South African winery Kanonkop has been making wine under its own label for less than 50 years, but in that time, it has gone from a workhorse of South Africa’s wine scene to a leading light.
As in life, so in wine. That age-old mystery – nature or nurture – is among the many existential quandaries that the grape throws up. Take Bordeaux. The 1855 classification has remained all but unchanged since its inception, suggesting that the natural lie of the land trumps any impact by human hand. Yet winemakers such as Denis Dubourdieu and Stéphane Derenoncourt are feted for their work in the region – so which of the qualities is the more integral?
In the case of South Africa, the question is particularly thorny. It is, after all, one of wine’s many anomalies that South Africa is categorised as part of the New World when, in reality, it is very old wine country indeed. (Jan van Riebeeck, the Cape’s first commander under the Dutch East India Company, pressed the first wine grapes on the Cape in 1659.) Yet despite such an impressive history, only a handful of South African estates have produced wine for three or more generations.

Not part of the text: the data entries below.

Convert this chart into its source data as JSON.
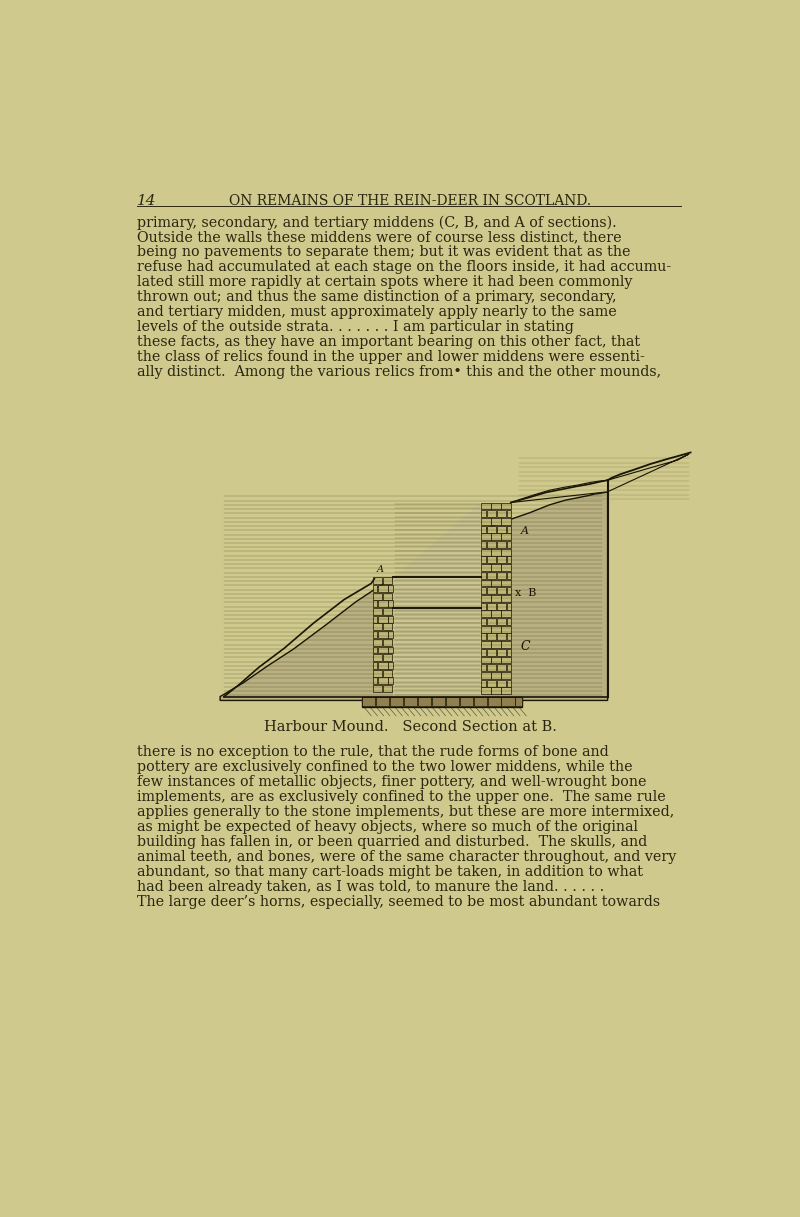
{
  "bg_color": "#cfc98d",
  "text_color": "#2a2510",
  "page_number": "14",
  "header": "ON REMAINS OF THE REIN-DEER IN SCOTLAND.",
  "figsize": [
    8.0,
    12.17
  ],
  "dpi": 100,
  "caption": "Harbour Mound.   Second Section at B.",
  "para1_lines": [
    "primary, secondary, and tertiary middens (C, B, and A of sections).",
    "Outside the walls these middens were of course less distinct, there",
    "being no pavements to separate them; but it was evident that as the",
    "refuse had accumulated at each stage on the floors inside, it had accumu-",
    "lated still more rapidly at certain spots where it had been commonly",
    "thrown out; and thus the same distinction of a primary, secondary,",
    "and tertiary midden, must approximately apply nearly to the same",
    "levels of the outside strata. . . . . . . I am particular in stating",
    "these facts, as they have an important bearing on this other fact, that",
    "the class of relics found in the upper and lower middens were essenti-",
    "ally distinct.  Among the various relics from• this and the other mounds,"
  ],
  "para2_lines": [
    "there is no exception to the rule, that the rude forms of bone and",
    "pottery are exclusively confined to the two lower middens, while the",
    "few instances of metallic objects, finer pottery, and well-wrought bone",
    "implements, are as exclusively confined to the upper one.  The same rule",
    "applies generally to the stone implements, but these are more intermixed,",
    "as might be expected of heavy objects, where so much of the original",
    "building has fallen in, or been quarried and disturbed.  The skulls, and",
    "animal teeth, and bones, were of the same character throughout, and very",
    "abundant, so that many cart-loads might be taken, in addition to what",
    "had been already taken, as I was told, to manure the land. . . . . .",
    "The large deer’s horns, especially, seemed to be most abundant towards"
  ],
  "line_color": "#1a1505",
  "mound_fill": "#b8b080",
  "stone_fill": "#c0b878",
  "base_fill": "#908050"
}
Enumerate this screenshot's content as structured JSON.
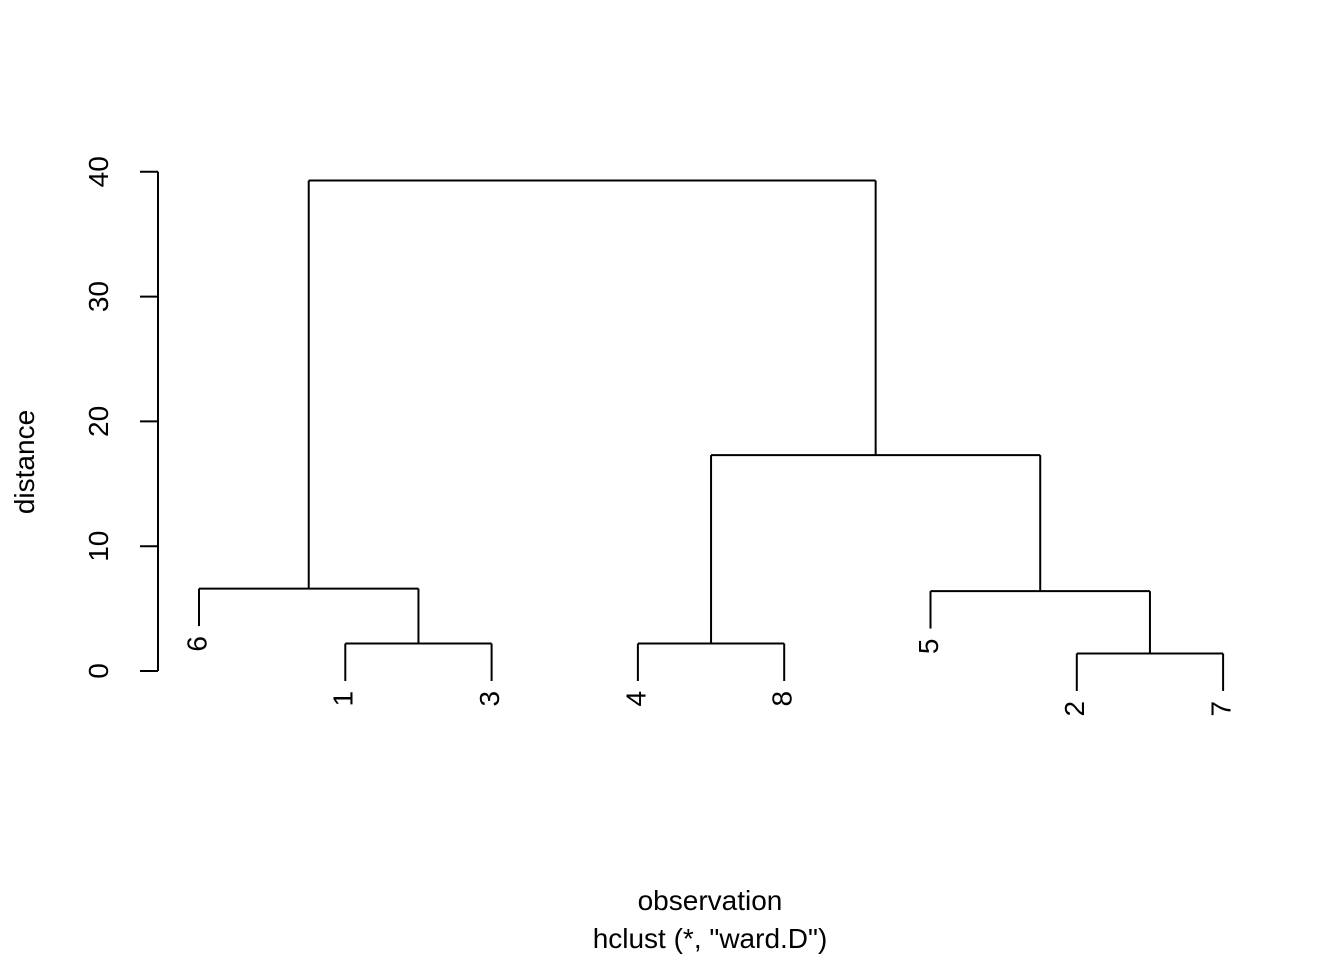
{
  "chart_data": {
    "type": "dendrogram",
    "title": "",
    "xlabel": "observation",
    "sub": "hclust (*, \"ward.D\")",
    "ylabel": "distance",
    "ylim": [
      0,
      40
    ],
    "yticks": [
      0,
      10,
      20,
      30,
      40
    ],
    "leaf_order": [
      "6",
      "1",
      "3",
      "4",
      "8",
      "5",
      "2",
      "7"
    ],
    "merges": [
      {
        "left": "leaf:2",
        "right": "leaf:7",
        "height": 1.4
      },
      {
        "left": "leaf:1",
        "right": "leaf:3",
        "height": 2.2
      },
      {
        "left": "leaf:4",
        "right": "leaf:8",
        "height": 2.2
      },
      {
        "left": "leaf:5",
        "right": "node:0",
        "height": 6.4
      },
      {
        "left": "leaf:6",
        "right": "node:1",
        "height": 6.6
      },
      {
        "left": "node:2",
        "right": "node:3",
        "height": 17.3
      },
      {
        "left": "node:4",
        "right": "node:5",
        "height": 39.3
      }
    ],
    "grid": false,
    "legend": "none"
  }
}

Kanonkop, in the Simonsberg region of Stellenbosch, stands as a beacon among them. The estate was founded in 1929 – although the first wine bearing the iconic label did not debut until 1973. In the near half-century since, it has become internationally renowned. And the reason for its pre-eminence sits firmly with its people, notably the founder, Paul Sauer. Here at least, nurture trumps nature, it seems.